Many people feel trapped under the weight of their financial burdens. According to CNBC, the average American has over $30,000 in personal debt. Unfortunately, despite the best efforts of many, their financial hardships continue to increase. However, even with these significant statistics, there are ways to improve your financial situation and get out of debt. You can begin to grow wealth when you implement a personal financial plan. A successful financial plan can help reduce the stress associated with handling money and paying off debt. Here are five ways to set yourself up for economic success and stability using a well-thought-out strategy.

1. Set Financial Goals

If you aren’t sure where you want to be financially in 10 or 20 years, who does? Identifying your financial goals will help you understand what you want both over the short and long term. The sky is the limit. Set goals that will inspire you. You can do this by visualizing how you want your life to look. What does your house look like 20 years from now? Is it situated on a beach-side property pr in the mountains? What color is it? How many bedrooms does it have? Do you own a car or have a retirement nest egg you use for traveling the world? 

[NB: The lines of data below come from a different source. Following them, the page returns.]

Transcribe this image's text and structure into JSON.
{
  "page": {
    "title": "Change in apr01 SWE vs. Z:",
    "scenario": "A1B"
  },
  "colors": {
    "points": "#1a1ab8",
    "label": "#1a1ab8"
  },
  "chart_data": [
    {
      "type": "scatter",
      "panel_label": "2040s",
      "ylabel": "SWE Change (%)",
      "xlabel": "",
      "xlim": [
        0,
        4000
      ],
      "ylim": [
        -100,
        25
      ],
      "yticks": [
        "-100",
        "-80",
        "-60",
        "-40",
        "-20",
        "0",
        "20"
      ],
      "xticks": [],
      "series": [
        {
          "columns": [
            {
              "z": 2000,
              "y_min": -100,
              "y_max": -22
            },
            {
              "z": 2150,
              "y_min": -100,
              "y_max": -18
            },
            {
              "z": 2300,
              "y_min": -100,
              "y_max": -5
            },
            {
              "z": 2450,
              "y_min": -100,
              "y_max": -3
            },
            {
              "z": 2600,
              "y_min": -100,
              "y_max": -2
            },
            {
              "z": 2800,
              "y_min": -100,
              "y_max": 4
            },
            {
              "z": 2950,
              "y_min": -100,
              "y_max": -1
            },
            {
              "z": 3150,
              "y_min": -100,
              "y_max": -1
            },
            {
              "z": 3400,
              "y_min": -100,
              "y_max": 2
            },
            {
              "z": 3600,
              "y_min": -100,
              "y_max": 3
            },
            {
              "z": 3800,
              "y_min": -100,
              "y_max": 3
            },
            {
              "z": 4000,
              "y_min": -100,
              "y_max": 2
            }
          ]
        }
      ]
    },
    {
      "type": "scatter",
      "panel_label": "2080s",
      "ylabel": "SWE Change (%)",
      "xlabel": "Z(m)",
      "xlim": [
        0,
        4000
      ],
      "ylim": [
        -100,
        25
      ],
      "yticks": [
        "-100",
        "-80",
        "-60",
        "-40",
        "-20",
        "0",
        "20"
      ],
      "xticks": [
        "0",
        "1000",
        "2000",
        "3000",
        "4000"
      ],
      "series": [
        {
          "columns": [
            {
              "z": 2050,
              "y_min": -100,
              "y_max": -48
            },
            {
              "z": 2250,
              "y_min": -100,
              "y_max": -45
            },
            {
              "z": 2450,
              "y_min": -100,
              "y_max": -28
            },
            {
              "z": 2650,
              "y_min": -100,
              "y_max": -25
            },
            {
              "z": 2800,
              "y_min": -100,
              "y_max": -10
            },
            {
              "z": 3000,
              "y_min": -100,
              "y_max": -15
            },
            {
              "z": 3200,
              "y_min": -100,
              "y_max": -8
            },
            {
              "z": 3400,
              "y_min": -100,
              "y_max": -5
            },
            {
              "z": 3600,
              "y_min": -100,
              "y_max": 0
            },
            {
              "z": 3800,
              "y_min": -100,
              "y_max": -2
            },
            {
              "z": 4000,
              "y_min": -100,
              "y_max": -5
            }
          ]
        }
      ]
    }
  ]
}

Establishing goals allow you to complete the steps necessary to create a financial plan. Goals inspire you and act as a guide. If you’re unsure how to start, simply take a personal inventory of things that are important to you or interest you. 

2. Track Your Money

To get an accurate picture of your monthly cash flow, it’s essential to track what items are coming and go out of your account. When you identify these key elements, you can begin to create a financial plan that suits your needs and reveal additional ways to save money or pay down debt. 

Creating a monthly budget is one way you can create healthy spending and saving habits. According to usnews.com, those who track their finances using a budget generally meet their monetary goals more than those individuals who don’t.  

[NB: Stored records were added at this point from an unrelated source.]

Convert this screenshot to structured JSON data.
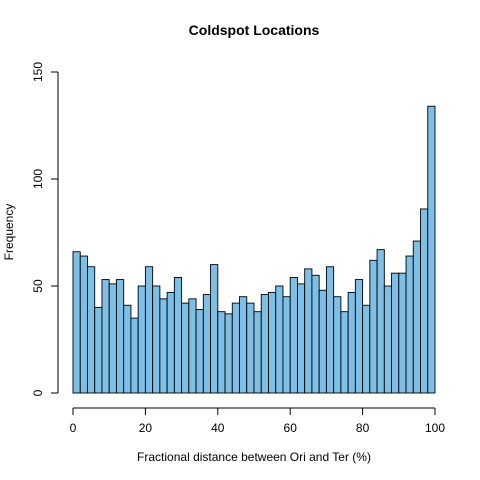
{
  "chart_data": {
    "type": "bar",
    "title": "Coldspot Locations",
    "xlabel": "Fractional distance between Ori and Ter (%)",
    "ylabel": "Frequency",
    "xlim": [
      0,
      100
    ],
    "ylim": [
      0,
      150
    ],
    "xticks": [
      0,
      20,
      40,
      60,
      80,
      100
    ],
    "yticks": [
      0,
      50,
      100,
      150
    ],
    "bin_width": 2,
    "bin_starts": [
      0,
      2,
      4,
      6,
      8,
      10,
      12,
      14,
      16,
      18,
      20,
      22,
      24,
      26,
      28,
      30,
      32,
      34,
      36,
      38,
      40,
      42,
      44,
      46,
      48,
      50,
      52,
      54,
      56,
      58,
      60,
      62,
      64,
      66,
      68,
      70,
      72,
      74,
      76,
      78,
      80,
      82,
      84,
      86,
      88,
      90,
      92,
      94,
      96,
      98
    ],
    "values": [
      66,
      64,
      59,
      40,
      53,
      51,
      53,
      41,
      35,
      50,
      59,
      50,
      44,
      47,
      54,
      42,
      44,
      39,
      46,
      60,
      38,
      37,
      42,
      45,
      42,
      38,
      46,
      47,
      50,
      45,
      54,
      51,
      58,
      55,
      48,
      59,
      45,
      38,
      47,
      53,
      41,
      62,
      67,
      50,
      56,
      56,
      64,
      71,
      86,
      134
    ],
    "bar_color": "#7ebfe6",
    "grid": false,
    "legend": "none"
  }
}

3. Set up a Retirement Account

Many Americans make a common mistake when planning for retirement by not taking advantage of their employer’s retirement benefit. However,  when you pass up this bonus, it’s like you are saying no to free money. While this may require you to take more money out of your paycheck each pay period, it’s well worth it. Most financial advisors generally recommend contributing to an employer-sponsored retirement plan and taking full advantage of their 401k match benefit. 

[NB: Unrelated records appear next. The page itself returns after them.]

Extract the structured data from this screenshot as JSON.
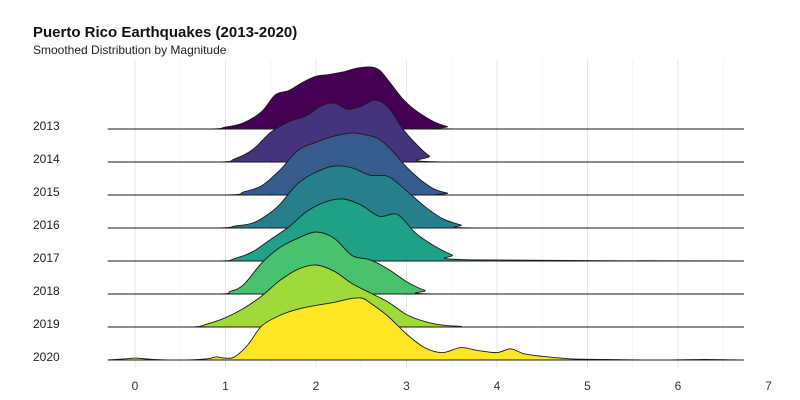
{
  "chart_data": {
    "type": "area",
    "title": "Puerto Rico Earthquakes (2013-2020)",
    "subtitle": "Smoothed Distribution by Magnitude",
    "xlabel": "",
    "ylabel": "",
    "xlim": [
      -0.3,
      7
    ],
    "x_ticks": [
      0,
      1,
      2,
      3,
      4,
      5,
      6,
      7
    ],
    "grid": true,
    "legend": "none",
    "series": [
      {
        "name": "2013",
        "color": "#440154",
        "x": [
          -0.3,
          0.8,
          1.0,
          1.2,
          1.4,
          1.55,
          1.7,
          1.85,
          2.0,
          2.15,
          2.3,
          2.45,
          2.6,
          2.7,
          2.8,
          2.95,
          3.1,
          3.3,
          3.45,
          3.6,
          6.7
        ],
        "y": [
          0,
          0,
          0.03,
          0.1,
          0.28,
          0.55,
          0.62,
          0.75,
          0.85,
          0.88,
          0.92,
          0.98,
          1.0,
          0.95,
          0.78,
          0.5,
          0.3,
          0.12,
          0.04,
          0,
          0
        ]
      },
      {
        "name": "2014",
        "color": "#46337E",
        "x": [
          -0.3,
          0.9,
          1.1,
          1.3,
          1.5,
          1.7,
          1.9,
          2.05,
          2.2,
          2.35,
          2.5,
          2.65,
          2.8,
          2.95,
          3.1,
          3.25,
          3.4,
          6.7
        ],
        "y": [
          0,
          0,
          0.05,
          0.2,
          0.48,
          0.65,
          0.75,
          0.9,
          0.95,
          0.85,
          0.9,
          1.0,
          0.88,
          0.55,
          0.3,
          0.1,
          0,
          0
        ]
      },
      {
        "name": "2015",
        "color": "#365C8D",
        "x": [
          -0.3,
          1.0,
          1.2,
          1.4,
          1.6,
          1.8,
          2.0,
          2.2,
          2.4,
          2.55,
          2.7,
          2.85,
          3.0,
          3.15,
          3.3,
          3.45,
          3.6,
          6.7
        ],
        "y": [
          0,
          0,
          0.05,
          0.15,
          0.4,
          0.72,
          0.85,
          0.95,
          1.0,
          0.97,
          0.9,
          0.7,
          0.45,
          0.25,
          0.1,
          0.03,
          0,
          0
        ]
      },
      {
        "name": "2016",
        "color": "#277F8E",
        "x": [
          -0.3,
          0.9,
          1.1,
          1.3,
          1.45,
          1.6,
          1.8,
          2.0,
          2.2,
          2.4,
          2.6,
          2.8,
          3.0,
          3.2,
          3.4,
          3.6,
          3.8,
          6.7
        ],
        "y": [
          0,
          0,
          0.03,
          0.08,
          0.2,
          0.38,
          0.72,
          0.9,
          1.0,
          0.97,
          0.85,
          0.83,
          0.6,
          0.35,
          0.15,
          0.05,
          0,
          0
        ]
      },
      {
        "name": "2017",
        "color": "#1FA187",
        "x": [
          -0.3,
          0.9,
          1.1,
          1.3,
          1.5,
          1.7,
          1.9,
          2.1,
          2.3,
          2.5,
          2.7,
          2.9,
          3.1,
          3.3,
          3.5,
          3.7,
          6.7
        ],
        "y": [
          0,
          0,
          0.04,
          0.15,
          0.35,
          0.55,
          0.8,
          0.95,
          1.0,
          0.9,
          0.72,
          0.75,
          0.45,
          0.25,
          0.1,
          0.02,
          0
        ]
      },
      {
        "name": "2018",
        "color": "#4AC16D",
        "x": [
          -0.3,
          0.9,
          1.05,
          1.2,
          1.4,
          1.6,
          1.8,
          2.0,
          2.2,
          2.4,
          2.6,
          2.8,
          3.0,
          3.2,
          3.4,
          6.7
        ],
        "y": [
          0,
          0,
          0.04,
          0.15,
          0.5,
          0.75,
          0.9,
          1.0,
          0.9,
          0.62,
          0.55,
          0.4,
          0.2,
          0.06,
          0,
          0
        ]
      },
      {
        "name": "2019",
        "color": "#A0DA39",
        "x": [
          -0.3,
          0.6,
          0.8,
          1.0,
          1.2,
          1.4,
          1.6,
          1.8,
          2.0,
          2.2,
          2.4,
          2.6,
          2.8,
          3.0,
          3.2,
          3.4,
          3.6,
          3.8,
          6.7
        ],
        "y": [
          0,
          0,
          0.05,
          0.15,
          0.3,
          0.5,
          0.75,
          0.93,
          1.0,
          0.9,
          0.7,
          0.55,
          0.4,
          0.2,
          0.09,
          0.03,
          0.01,
          0,
          0
        ]
      },
      {
        "name": "2020",
        "color": "#FDE725",
        "x": [
          -0.3,
          -0.1,
          0.0,
          0.2,
          0.5,
          0.8,
          0.9,
          1.0,
          1.1,
          1.25,
          1.4,
          1.6,
          1.8,
          2.0,
          2.2,
          2.35,
          2.5,
          2.6,
          2.8,
          3.0,
          3.2,
          3.4,
          3.6,
          3.8,
          4.0,
          4.15,
          4.3,
          4.5,
          4.8,
          5.2,
          5.8,
          6.3,
          6.7
        ],
        "y": [
          0,
          0.02,
          0.03,
          0.01,
          0,
          0.02,
          0.05,
          0.03,
          0.05,
          0.25,
          0.55,
          0.72,
          0.82,
          0.88,
          0.93,
          0.98,
          1.0,
          0.92,
          0.7,
          0.42,
          0.2,
          0.12,
          0.2,
          0.15,
          0.12,
          0.18,
          0.1,
          0.06,
          0.02,
          0.01,
          0,
          0.01,
          0
        ]
      }
    ]
  }
}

4. Create an Emergency Fund

In order to start saving your hard-earned money, you would need basic knowledge in finance, or at least a personal finance course to give you enough knowledge to complete this task successfully. The foundation of any financial plan begins with setting aside funds for emergency expenses. The amount doesn’t need to be significant at first. Even stashing $500 away for unexpected expenses is helpful. However, once you reach your $500 goal, why not extend it to $1000? By saving money for such events, you are placing yourself in a better financial situation and reducing potential stress associated with money. 

5. Reduce High-Intrest Debt

Debt with high-interest rates often means repaying two or three times the original amount of the loan. This is why paying off high-interest accounts is crucial to your financial welfare. However, if you are struggling with revolving debt, learning about debt consolidation or researching a debt management plan may be a good place to reduce the amount you owe to your bank or credit card. By consolidating debt, you may be able to wrap several expenses into one at a lower interest rate than your current one. 

With a well-thought-out strategy, you can begin to reduce debt and grow wealth. Start your financial plan by creating goals. This will guide you toward the next steps of financial success and reduce the stress associated with money deficit.